> Perl's syntax is designed to be more close to natural language.
s/natural/English/. Some languages can be parsed by computer without problems. For example, simple 15kb C program can parse 100% of technical text in Esperanto, 98% of technical text in Ukrainian (my native language), 84% of technical text in Russian, and so on. Not so simple parser can parse more than 100% of text, i.e. it can fix errors in text.
For me, shell is much closer to my native language than perl or SQL.
PS.
AFAIK, there is no natural language in the wild nature. :-/
All human languages are artificial.
Hold Common Lisp next to Perl 5, and you tell me which one has "a lot" of syntax.
I realize that Lisp has some syntax, and of course the fact that everything fits into S-exps is important, but I would not say that it has "a lot" of syntax compared to the vast majority of active languages.
I don't think there are many active languages with a more complex LOOP construct.

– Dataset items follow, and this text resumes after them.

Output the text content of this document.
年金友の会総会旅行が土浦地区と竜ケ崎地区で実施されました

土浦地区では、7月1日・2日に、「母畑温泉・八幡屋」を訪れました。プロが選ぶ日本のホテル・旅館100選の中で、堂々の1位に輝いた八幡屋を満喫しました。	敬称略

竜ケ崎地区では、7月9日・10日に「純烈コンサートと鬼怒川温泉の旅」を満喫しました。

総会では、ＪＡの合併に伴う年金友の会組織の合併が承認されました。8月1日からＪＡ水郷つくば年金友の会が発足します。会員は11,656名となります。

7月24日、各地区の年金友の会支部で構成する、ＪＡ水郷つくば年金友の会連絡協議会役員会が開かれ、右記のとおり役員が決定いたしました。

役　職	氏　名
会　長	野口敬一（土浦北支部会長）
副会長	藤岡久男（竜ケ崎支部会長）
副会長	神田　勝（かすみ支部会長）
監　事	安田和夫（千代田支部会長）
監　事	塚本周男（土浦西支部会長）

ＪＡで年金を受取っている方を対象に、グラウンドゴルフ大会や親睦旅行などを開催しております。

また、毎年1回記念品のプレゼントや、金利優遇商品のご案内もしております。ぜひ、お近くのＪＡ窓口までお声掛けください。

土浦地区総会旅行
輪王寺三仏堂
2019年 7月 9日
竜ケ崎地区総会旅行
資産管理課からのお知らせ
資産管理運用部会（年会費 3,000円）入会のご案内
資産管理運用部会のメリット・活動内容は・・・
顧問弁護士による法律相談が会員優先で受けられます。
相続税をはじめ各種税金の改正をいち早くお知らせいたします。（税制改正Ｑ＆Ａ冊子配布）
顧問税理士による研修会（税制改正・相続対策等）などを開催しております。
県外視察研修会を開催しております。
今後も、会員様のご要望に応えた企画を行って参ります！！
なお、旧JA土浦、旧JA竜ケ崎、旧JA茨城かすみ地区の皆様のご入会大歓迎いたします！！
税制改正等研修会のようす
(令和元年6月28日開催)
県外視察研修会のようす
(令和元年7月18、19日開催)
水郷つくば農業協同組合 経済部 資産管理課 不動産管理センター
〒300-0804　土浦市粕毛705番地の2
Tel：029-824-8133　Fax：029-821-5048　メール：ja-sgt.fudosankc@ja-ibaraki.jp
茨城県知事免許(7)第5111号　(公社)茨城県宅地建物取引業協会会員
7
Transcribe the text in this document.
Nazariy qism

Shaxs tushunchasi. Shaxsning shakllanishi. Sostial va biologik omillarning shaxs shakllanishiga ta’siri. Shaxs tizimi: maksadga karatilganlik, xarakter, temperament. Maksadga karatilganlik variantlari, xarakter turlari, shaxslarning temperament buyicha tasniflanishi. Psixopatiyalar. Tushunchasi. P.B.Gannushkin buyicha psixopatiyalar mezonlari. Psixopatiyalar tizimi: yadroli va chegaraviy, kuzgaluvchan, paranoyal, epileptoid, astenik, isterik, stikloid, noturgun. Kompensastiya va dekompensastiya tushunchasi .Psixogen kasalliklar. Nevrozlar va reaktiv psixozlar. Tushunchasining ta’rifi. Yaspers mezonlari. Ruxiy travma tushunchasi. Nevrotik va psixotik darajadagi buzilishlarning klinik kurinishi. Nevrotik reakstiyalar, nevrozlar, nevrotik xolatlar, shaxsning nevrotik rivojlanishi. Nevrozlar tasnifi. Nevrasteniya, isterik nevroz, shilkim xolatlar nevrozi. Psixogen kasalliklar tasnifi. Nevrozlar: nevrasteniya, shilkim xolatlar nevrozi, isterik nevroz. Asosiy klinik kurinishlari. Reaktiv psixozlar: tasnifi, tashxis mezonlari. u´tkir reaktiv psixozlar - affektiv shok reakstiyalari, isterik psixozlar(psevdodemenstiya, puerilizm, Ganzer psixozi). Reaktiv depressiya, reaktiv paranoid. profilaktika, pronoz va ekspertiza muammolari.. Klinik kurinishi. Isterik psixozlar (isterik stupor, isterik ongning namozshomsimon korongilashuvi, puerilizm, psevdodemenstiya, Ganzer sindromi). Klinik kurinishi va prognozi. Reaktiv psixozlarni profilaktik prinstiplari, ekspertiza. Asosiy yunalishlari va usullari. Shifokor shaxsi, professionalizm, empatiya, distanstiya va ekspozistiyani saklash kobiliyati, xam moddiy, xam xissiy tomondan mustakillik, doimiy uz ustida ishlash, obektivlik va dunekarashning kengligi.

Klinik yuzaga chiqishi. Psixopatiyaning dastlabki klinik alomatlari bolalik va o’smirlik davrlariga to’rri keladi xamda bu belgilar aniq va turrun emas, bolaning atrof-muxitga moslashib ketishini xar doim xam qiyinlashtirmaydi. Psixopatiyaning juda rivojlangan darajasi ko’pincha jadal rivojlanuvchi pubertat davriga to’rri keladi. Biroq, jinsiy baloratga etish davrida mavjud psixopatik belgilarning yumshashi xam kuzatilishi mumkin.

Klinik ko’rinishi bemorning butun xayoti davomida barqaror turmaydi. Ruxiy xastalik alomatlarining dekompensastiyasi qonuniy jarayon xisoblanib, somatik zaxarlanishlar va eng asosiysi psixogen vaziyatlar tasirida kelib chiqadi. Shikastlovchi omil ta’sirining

Add to that, that some implementations have an extensible LOOP that allows to add even more syntax to it.
Common Lisp has more than 30 special syntactic constructs: block, catch, eval-when, LET, ..., unwind-protect.
It has probably more than a hundred macros that implement syntax: DEFUN, LOOP, DEFMACRO, WITH-OPEN-FILE, DEFPACKAGE, PPRINT-LOGICAL-BLOCK, HANDLER-CASE, ...
It has various basic syntactic elements like function lambda lists, macro lambda lists, etc.
It has FORMAT string syntax.
I'm not trying to win a contest with PERL and its syntax, but thinking that Common Lisp has almost no syntax is misguided. As I mentioned, in Common Lisp much of the syntax is implemented on top of s-expressions.
Stuff like regexp syntax is implemented in Common Lisp libraries. Like this one: http://weitz.de/cl-ppcre/ .
Calling perl syntax "decent", and by implication better than lisp syntax (such as there is) is mind bending.